Paylaş
Mad Men’in beşinci sezonu, geçen haftasonu iki saatlik bir bölümle yayınlandı. İlk dört sezonu nefessiz seyretmiştim. Dört yılda insanları sigaraya başlattılar. Şimdi yavaş yavaş bıraktırmaya çalışacaklar. Reklam dünyasının dehalarını, onların hırslarını bu kadar güzel anlatan başka bir dizi olamaz. Mad Men, 2007’den beri seyredenlerden 10 üzerinden 9’a yakın ortalama not alan bir dizi. Bizim bu işleriyle uğraşan dostlarımız, uzayda kahvehane esprileri yapıp, izleyenleri komaya sokacaklarına, böyle birkaç dizi seyretseler, çok faydalanırlar.
Bizim ufaklığa nazar değdi
Formula 1 severim. Fırsat buldukça ya yerinde ya da televizyondan izlerim. Geçen yılın fırtına adamı Sebastian Vettel’e taktım kafayı. İlk iki yarışta bu kardeşimiz ayağı frende yarıştı sanki. Fotoğraflarda da hep gülen Vettel, artık bozuk bir ifadeyle çıkıyor. Geçen yıl Frankfurt Otomobil Fuarı’nda, Infiniti’nin adına yaptığı otomobilin tanıtımında çok yakından izlemiştim kendisini. Bisiklete yeni başlayan bir çocuk gibi görüntüsü vardı. Sağlam da espriler yapıyordu. Son yarışta, takımıyla radyo iletişimi kaybedip, ağlamaklı bir ifadeyle yarışı kaybettiğinden yakınıyordu. Sonuçta ikinci yarıştan puan çıkaramadı. Bu arada, İstanbul’un, Formula 1 takviminden çıkarılması da bizim için moral bozucu. Yüzlerce milyona yapılan güzelim İstanbul Park, artık çevresindeki satılık villalara manzara görevi yapacak. Kentsel dönüşümü bilmem ama yakında orada köysel dönüşüm başlar.
İstanbul’da Rönesans
Floransa’ya giden herkes bilir. Rehberler şehri anlatmaya başlayınca mutlaka Medici Ailesi’nden bahseder. Çağlar boyunca üç Papa ve birçok Floransa kralı yetiştiren, Rönesans’ı başlatan ve bu akımın liderliğini yapan dünyanın en önemli ailelerinden biridir Medici Ailesi. İşte bu ailenin son prensi Don Ottaviano de Medici di Toscana di Ottojano İstanbul’daydı. Muhafazakarlar korkmasın sakın. İstanbul’da Rönesans falan başlatmayacak. Prens, Damat Tween’in, Nişantaşı’ndaki mağazasını ziyaret etmeye geldi ve gitti.
AVM’de hayat başkadır
Türkiye’de garip bir AVM hayatı var. Her köşeye, her mahalleye, her gettoya bir AVM kampanyası, memlekette tam gaz gidiyor. Randevular, yemekler, vakit geçirmeler hatta intihar etmek için bile AVM, yani alışveriş merkezleri tercih ediliyor.

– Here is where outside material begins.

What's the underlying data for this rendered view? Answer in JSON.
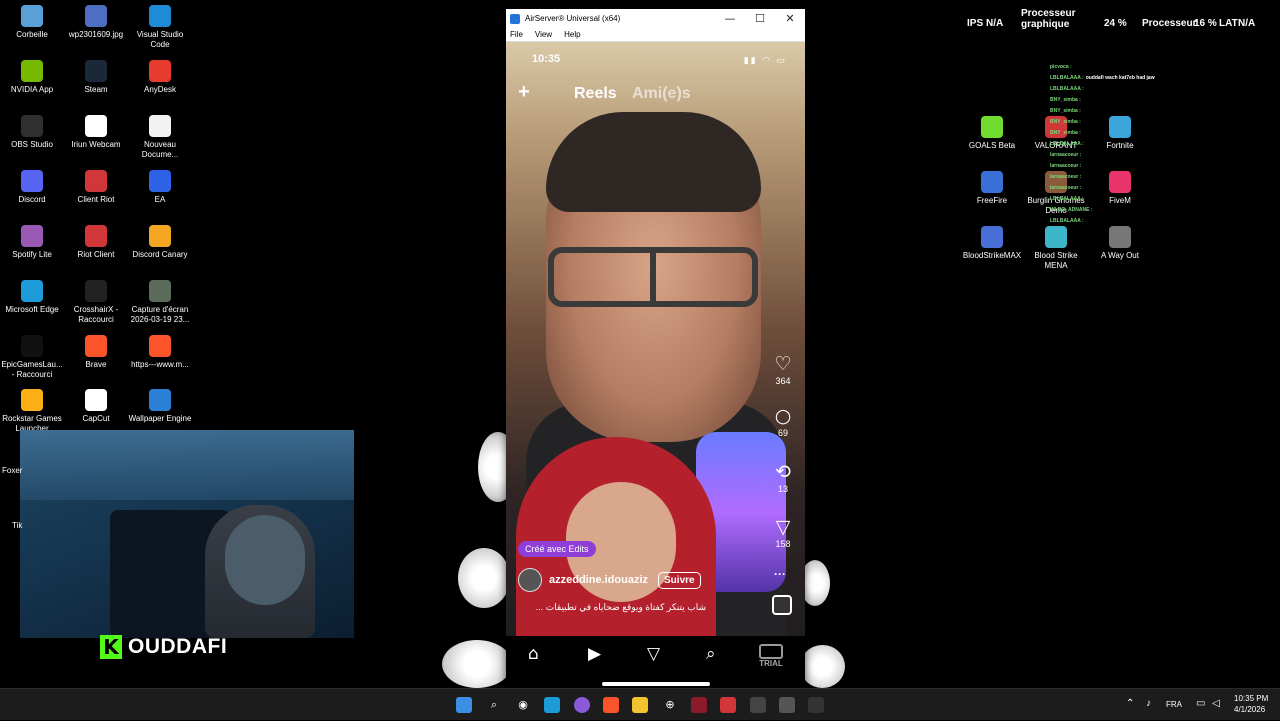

Kanal D’nin emlak sitesine göre İstanbul’da 109, Ankara’da 37, İzmir’de de 17 tane bu canavarlardan bulunuyor. Bunlarda nüfus kontrolü de yok. Sayıları yılda yüzde 25 civarında artıyor. “2013’te toplam sayı 400 olacak” diye yazıp, çiziyorlar.
Gariban kesim, AVM’lerde harcamalarını genelde lahmacun ve köfte üzerinde yoğunlaştırıyor. Mağazalara dikkat edilecek olursa, pek de göze çarpan bir yoğunluk yok. Asıl para bırakan paralı kesimse, trend hangisiyse ona yöneliyor. Birini beğendi mi diğerini tek ediyor. İsim vermeyelim, herkes biliyor zaten. Rekabet feci olunca, etkinliklerden de geçilmiyor bu merkezlerde. Geçenlerde bu dev yerleri işleten bir firmanın düzenlediği defile aklıma getirdi buraları yazmayı. Eski, yeni mankenler podyumdaydı. Şenay Akay, Didem Taslan, İpek Tanrıyar, Engin Koç ve Serkan Tan Ormancı... Arkasından rövü dansçıları ortalığı hareketlendirdi. Program gece 10’da merkezin kapanmasıyla sona erdi.